The Arabs also excelled in medicine. The great physician al-Rhazi, or, as he was known in Europe, Rhazes (865-923), correctly differentiated between the symptoms of small pox and measles and showed that diagnosis on the basis of examining a patient's urine was not very useful. He also used animal gut for suturing wounds and developed mercurial ointments for treating skin and eye diseases. Keep in mind that the accomplishments of Muslim science were done without the microscope. Not until that was invented in the 1600's would scientists be able to see microbes and understand the real causes of most diseases. This makes Muslim medicine seem all the more remarkable.
Al-Rhazi also knew how to use psychological treatment. It is said that he was once commissioned to cure a caliph stricken with paralysis. He took the caliph to a cave and threatened him with a knife. The enraged caliph got up and chased al-Rhazi out of the cave and into exile. Al-Rhazi later sent a letter explaining that was the treatment, and the caliph subsequently rewarded the physician.
Muslim scientists also made advances in physics and optics, anticipating later European theories on specific gravity and developing formulae for figuring specific and absolute weights of objects.
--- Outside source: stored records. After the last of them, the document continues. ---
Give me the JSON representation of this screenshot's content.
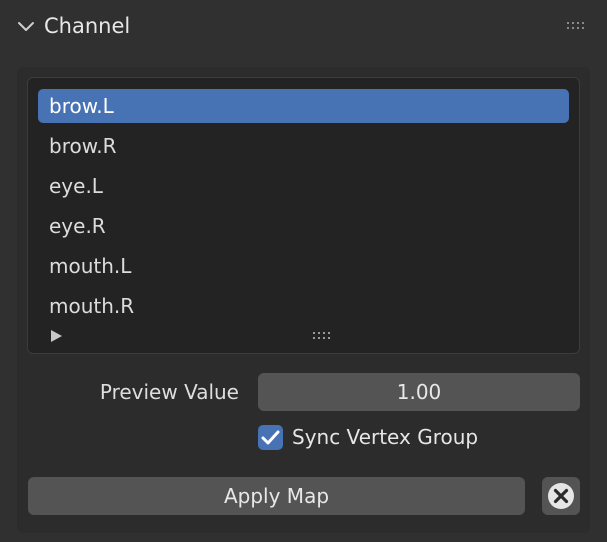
{
  "panel": {
    "title": "Channel"
  },
  "list": {
    "items": [
      {
        "label": "brow.L",
        "selected": true
      },
      {
        "label": "brow.R",
        "selected": false
      },
      {
        "label": "eye.L",
        "selected": false
      },
      {
        "label": "eye.R",
        "selected": false
      },
      {
        "label": "mouth.L",
        "selected": false
      },
      {
        "label": "mouth.R",
        "selected": false
      }
    ]
  },
  "preview": {
    "label": "Preview Value",
    "value": "1.00"
  },
  "sync": {
    "label": "Sync Vertex Group",
    "checked": true
  },
  "actions": {
    "apply_label": "Apply Map",
    "clear_icon": "x-circle-icon"
  },
  "colors": {
    "accent": "#4772b3",
    "background": "#303030",
    "field": "#545454",
    "list_background": "#232323"
  },
  "icons": {
    "collapse": "chevron-down-icon",
    "drag": "drag-handle-icon",
    "expand": "triangle-right-icon",
    "resize": "resize-grip-icon",
    "check": "checkmark-icon"
  }
}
They calculated the size of the earth to an unprecedented degree of accuracy, though they still followed Aristotle in their belief in the geocentric (earth centered) universe. Muslim scientists disproved the Greek theory that light emanates from the eye to the object perceived. Ibn al-Hathan showed this theory was wrong by studying how light is refracted through water.
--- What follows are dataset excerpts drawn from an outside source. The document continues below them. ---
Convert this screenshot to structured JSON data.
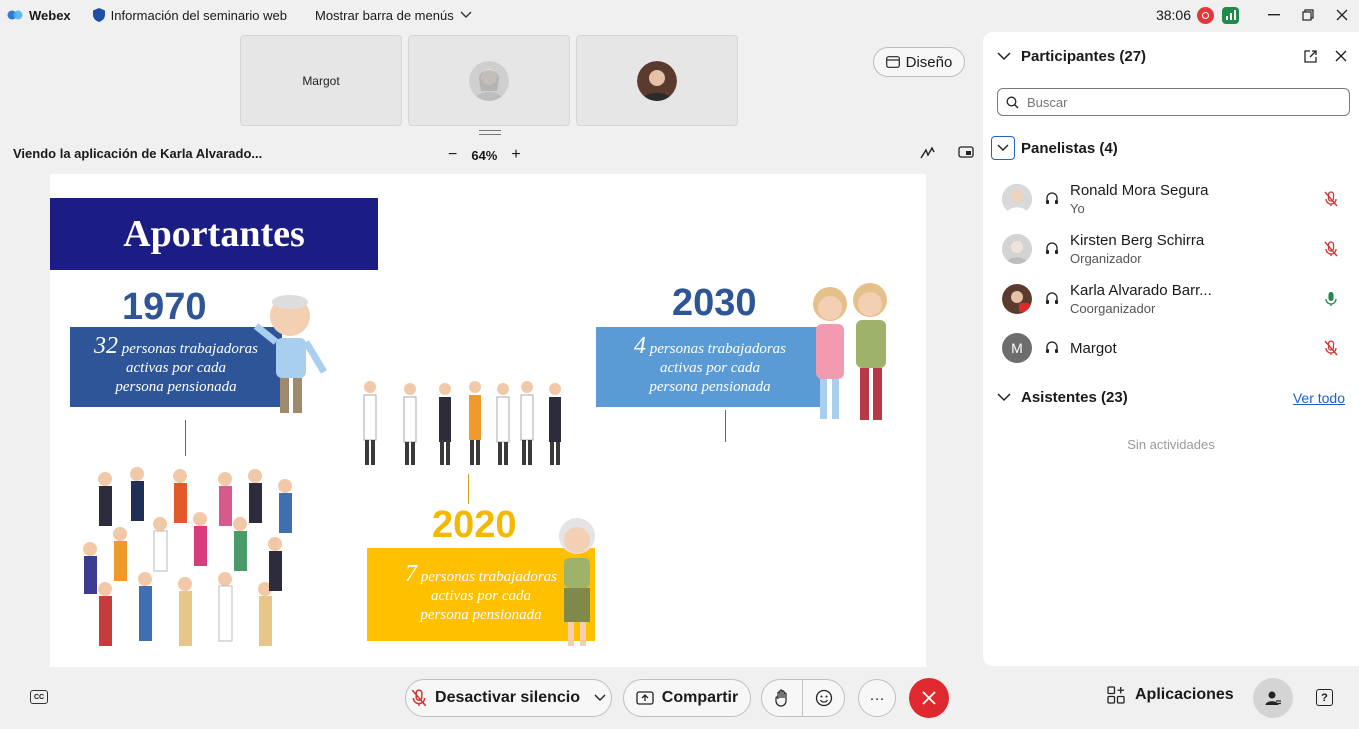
{
  "topbar": {
    "app_name": "Webex",
    "seminar_info": "Información del seminario web",
    "menu_toggle": "Mostrar barra de menús",
    "timer": "38:06"
  },
  "thumbnails": [
    {
      "name": "Margot"
    }
  ],
  "design_button": "Diseño",
  "viewing": {
    "label": "Viendo la aplicación de Karla Alvarado...",
    "zoom": "64%",
    "zoom_out": "−",
    "zoom_in": "+"
  },
  "slide": {
    "title": "Aportantes",
    "blocks": [
      {
        "year": "1970",
        "number": "32",
        "line1": " personas trabajadoras",
        "line2": "activas por cada",
        "line3": "persona pensionada",
        "color": "#2d5597",
        "year_color": "#2d5597"
      },
      {
        "year": "2030",
        "number": "4",
        "line1": " personas trabajadoras",
        "line2": "activas por cada",
        "line3": "persona pensionada",
        "color": "#5b9bd5",
        "year_color": "#2d5597"
      },
      {
        "year": "2020",
        "number": "7",
        "line1": " personas trabajadoras",
        "line2": "activas por cada",
        "line3": "persona pensionada",
        "color": "#ffc000",
        "year_color": "#f5b800"
      }
    ]
  },
  "panel": {
    "title": "Participantes (27)",
    "search_placeholder": "Buscar",
    "panelists_header": "Panelistas (4)",
    "panelists": [
      {
        "name": "Ronald Mora Segura",
        "role": "Yo",
        "mic": "muted"
      },
      {
        "name": "Kirsten Berg Schirra",
        "role": "Organizador",
        "mic": "muted"
      },
      {
        "name": "Karla Alvarado Barr...",
        "role": "Coorganizador",
        "mic": "active"
      },
      {
        "name": "Margot",
        "role": "",
        "mic": "muted",
        "initial": "M"
      }
    ],
    "attendees_header": "Asistentes (23)",
    "see_all": "Ver todo",
    "empty": "Sin actividades"
  },
  "bottombar": {
    "mute_label": "Desactivar silencio",
    "share_label": "Compartir",
    "more_label": "···",
    "apps_label": "Aplicaciones",
    "cc_label": "CC",
    "help_label": "?"
  },
  "colors": {
    "accent": "#1e62c9",
    "end_call": "#e0282f",
    "title_bg": "#1b1c84",
    "muted_mic": "#d23434",
    "active_mic": "#1f8a4c"
  }
}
Muslim civilization peaked around 1000 C.E. But, as with other civilizations, a higher level of culture tended to make the Arabs soft and open to attack. Also, Arab civilization was also running into problems of internal decay that triggered two waves of invasions. First came the Seljuk Turks out of Central Asia. Although they did adopt Islam & restore some of its unity, the arrival of these Asiatic nomads initially had a somewhat disruptive effect on Arab culture and its attitudes toward the outside world. Even more upsetting in this respect were the Crusades, wars of conquest waged by Christians from Western Europe to recover Palestine for their faith. Unlike the Turks, the Crusaders were not about to convert to Islam and were much more hostile toward and destructive of Arab civilization, especially in the early years of the crusading era. Finally, the most destructive invasions of all came from the Mongol onslaught in the 1200's. The wholesale massacres of populations and destruction of cities that they committed dealt a terrible blow to Islamic civilization. These invasions were such a shock to the Arabs that Muslim culture became much more resistant to new ideas and foreign influences, making it more conservative and inward looking.
This helped cause a religious reaction against putting too much emphasis on science and reason and too little emphasis on faith. Except for the House of Wisdom, science and learning were largely supported by religious institutions and thus subject to their conservative influences. Also there arose a mystical movement known as Sufism, which discredited learning and reason, believing in a more direct and mystical experience with God. From this point on, Muslim science and math started to stagnate.
However, Islamic science spread to Western Europe and survived. By the 1100's, translations of Arabic texts were making their way from Muslim Spain into European universities. These Arab texts stimulated the growth of Western science, which is the dominant scientific tradition today. We should never lose sight of the fact that our own science today rests squarely on the accomplishments of Muslim science, which, as a result, is still very much alive.